Looks similar to a Bruene coupler, sans the low side of the capacitive voltage divider.

Thanks for the lead on this! It looks like it is indeed similar.

I've done hours of more head-scratching and simulation work and the circuit is much more nonlinear than I expected
Click for big


So coming back to his schematic:


Here's how it works:

Current flows in the same direction on the schematic on primary and secondary side (same polarity voltage = opposite polarity current!)

The node between D16 and D17 is clamped to approximately +/-2V by the diode ring.

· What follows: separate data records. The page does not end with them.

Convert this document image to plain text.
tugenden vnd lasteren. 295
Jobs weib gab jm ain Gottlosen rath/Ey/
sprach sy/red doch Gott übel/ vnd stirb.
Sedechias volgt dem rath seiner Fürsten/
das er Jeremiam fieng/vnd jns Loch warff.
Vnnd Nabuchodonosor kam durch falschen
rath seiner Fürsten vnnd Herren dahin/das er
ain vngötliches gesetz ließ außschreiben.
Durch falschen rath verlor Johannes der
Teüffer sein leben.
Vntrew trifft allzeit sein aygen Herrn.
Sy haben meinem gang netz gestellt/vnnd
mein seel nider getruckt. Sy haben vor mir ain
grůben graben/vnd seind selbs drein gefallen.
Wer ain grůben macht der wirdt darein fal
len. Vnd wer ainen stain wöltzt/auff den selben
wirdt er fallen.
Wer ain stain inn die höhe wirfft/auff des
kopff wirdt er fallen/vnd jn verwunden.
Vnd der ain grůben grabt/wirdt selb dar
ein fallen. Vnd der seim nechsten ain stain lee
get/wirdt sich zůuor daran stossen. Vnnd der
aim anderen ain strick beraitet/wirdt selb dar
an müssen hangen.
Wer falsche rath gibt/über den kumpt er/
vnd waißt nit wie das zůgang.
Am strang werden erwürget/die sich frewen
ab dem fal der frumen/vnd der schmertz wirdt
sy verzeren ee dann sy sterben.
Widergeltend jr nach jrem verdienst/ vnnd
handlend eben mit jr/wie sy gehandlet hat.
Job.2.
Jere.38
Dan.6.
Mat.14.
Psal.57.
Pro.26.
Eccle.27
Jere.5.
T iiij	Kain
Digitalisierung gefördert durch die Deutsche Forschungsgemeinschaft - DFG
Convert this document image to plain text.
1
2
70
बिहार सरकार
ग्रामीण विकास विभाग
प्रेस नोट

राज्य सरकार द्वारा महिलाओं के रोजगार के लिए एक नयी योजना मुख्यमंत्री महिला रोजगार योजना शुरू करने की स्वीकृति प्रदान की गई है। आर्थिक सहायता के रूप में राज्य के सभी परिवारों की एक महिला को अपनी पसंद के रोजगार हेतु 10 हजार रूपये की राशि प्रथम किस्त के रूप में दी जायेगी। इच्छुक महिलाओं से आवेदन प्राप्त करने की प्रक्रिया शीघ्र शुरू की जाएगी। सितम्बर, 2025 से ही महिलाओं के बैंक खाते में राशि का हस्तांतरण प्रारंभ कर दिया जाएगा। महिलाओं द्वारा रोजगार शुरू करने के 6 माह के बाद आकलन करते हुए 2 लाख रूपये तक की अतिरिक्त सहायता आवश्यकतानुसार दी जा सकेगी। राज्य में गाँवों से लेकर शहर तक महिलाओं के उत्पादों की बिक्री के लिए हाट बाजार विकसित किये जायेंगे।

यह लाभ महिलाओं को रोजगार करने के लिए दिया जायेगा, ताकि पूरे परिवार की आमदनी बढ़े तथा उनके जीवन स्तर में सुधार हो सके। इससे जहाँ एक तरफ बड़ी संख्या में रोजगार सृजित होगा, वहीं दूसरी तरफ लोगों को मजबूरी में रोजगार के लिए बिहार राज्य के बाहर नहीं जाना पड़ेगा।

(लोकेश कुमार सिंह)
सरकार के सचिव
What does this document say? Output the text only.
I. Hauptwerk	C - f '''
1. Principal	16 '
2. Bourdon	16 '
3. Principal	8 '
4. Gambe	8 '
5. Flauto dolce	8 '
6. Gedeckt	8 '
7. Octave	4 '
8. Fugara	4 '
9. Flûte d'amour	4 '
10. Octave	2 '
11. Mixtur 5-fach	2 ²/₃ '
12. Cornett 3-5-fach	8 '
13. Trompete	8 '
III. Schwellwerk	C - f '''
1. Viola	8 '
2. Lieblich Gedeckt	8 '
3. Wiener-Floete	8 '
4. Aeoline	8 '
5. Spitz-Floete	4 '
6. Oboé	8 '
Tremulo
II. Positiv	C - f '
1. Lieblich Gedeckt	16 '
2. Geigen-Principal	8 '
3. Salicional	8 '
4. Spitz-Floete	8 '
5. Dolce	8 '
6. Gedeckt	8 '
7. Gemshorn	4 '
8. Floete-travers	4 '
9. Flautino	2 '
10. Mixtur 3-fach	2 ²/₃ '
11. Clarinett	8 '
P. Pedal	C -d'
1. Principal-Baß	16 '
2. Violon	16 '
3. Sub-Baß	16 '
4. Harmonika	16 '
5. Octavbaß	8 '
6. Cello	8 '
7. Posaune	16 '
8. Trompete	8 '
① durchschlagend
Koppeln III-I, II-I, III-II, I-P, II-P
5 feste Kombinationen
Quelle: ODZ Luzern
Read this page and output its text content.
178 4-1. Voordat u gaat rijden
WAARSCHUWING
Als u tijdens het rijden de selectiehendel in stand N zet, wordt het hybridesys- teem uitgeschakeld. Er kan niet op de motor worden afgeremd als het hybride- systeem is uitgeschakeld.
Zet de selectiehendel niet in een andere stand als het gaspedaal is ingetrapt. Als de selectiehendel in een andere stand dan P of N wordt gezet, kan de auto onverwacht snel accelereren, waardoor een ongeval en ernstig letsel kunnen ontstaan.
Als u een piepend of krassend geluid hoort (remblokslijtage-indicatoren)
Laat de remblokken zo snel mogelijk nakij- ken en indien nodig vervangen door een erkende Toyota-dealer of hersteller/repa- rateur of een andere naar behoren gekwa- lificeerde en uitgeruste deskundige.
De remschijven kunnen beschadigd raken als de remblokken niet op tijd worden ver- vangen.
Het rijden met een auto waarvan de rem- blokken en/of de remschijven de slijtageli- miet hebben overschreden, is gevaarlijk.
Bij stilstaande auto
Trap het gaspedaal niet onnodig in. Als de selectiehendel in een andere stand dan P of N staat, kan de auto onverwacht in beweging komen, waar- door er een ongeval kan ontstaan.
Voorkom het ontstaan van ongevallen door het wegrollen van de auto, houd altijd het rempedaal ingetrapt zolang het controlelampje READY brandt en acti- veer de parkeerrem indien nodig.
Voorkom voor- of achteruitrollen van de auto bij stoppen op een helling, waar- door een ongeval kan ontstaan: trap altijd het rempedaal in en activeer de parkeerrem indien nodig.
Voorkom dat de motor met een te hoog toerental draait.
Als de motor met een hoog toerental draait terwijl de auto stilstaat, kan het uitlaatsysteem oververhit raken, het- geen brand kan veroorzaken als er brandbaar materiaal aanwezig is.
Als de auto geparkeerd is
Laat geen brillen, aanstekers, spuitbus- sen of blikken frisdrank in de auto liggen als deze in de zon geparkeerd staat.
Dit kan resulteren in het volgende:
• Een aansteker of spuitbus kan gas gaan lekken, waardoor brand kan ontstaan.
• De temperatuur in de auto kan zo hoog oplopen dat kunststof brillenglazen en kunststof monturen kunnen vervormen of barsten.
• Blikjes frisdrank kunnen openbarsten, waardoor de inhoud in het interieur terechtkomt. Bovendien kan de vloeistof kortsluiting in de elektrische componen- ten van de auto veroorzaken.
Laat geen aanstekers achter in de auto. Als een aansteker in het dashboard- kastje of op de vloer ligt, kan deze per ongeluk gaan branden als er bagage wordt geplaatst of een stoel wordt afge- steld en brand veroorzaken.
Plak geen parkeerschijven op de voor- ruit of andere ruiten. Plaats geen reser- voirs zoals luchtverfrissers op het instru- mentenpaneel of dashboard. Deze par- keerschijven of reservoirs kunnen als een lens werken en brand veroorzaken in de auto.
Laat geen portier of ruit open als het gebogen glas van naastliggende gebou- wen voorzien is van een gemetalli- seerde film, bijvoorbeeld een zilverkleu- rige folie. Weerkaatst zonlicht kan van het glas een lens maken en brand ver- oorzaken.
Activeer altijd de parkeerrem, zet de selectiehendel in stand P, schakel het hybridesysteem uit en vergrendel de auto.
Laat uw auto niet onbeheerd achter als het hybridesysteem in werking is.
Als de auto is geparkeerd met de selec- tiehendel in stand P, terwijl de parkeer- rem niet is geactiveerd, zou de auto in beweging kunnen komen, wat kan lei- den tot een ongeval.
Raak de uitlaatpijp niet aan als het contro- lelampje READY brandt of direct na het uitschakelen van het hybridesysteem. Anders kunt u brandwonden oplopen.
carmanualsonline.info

Because of the above, we can think of C47 as being from the output voltage to essentially ground, as the voltage on the other side of C47 is much greater than 2V in magnitude. Therefore, the current through C47 is approximately the same as it would be were it connected to ground--in quadrature with the output voltage and equal to approx Vout / 1173 ohm (either RMS or peak since it's a sinusoid)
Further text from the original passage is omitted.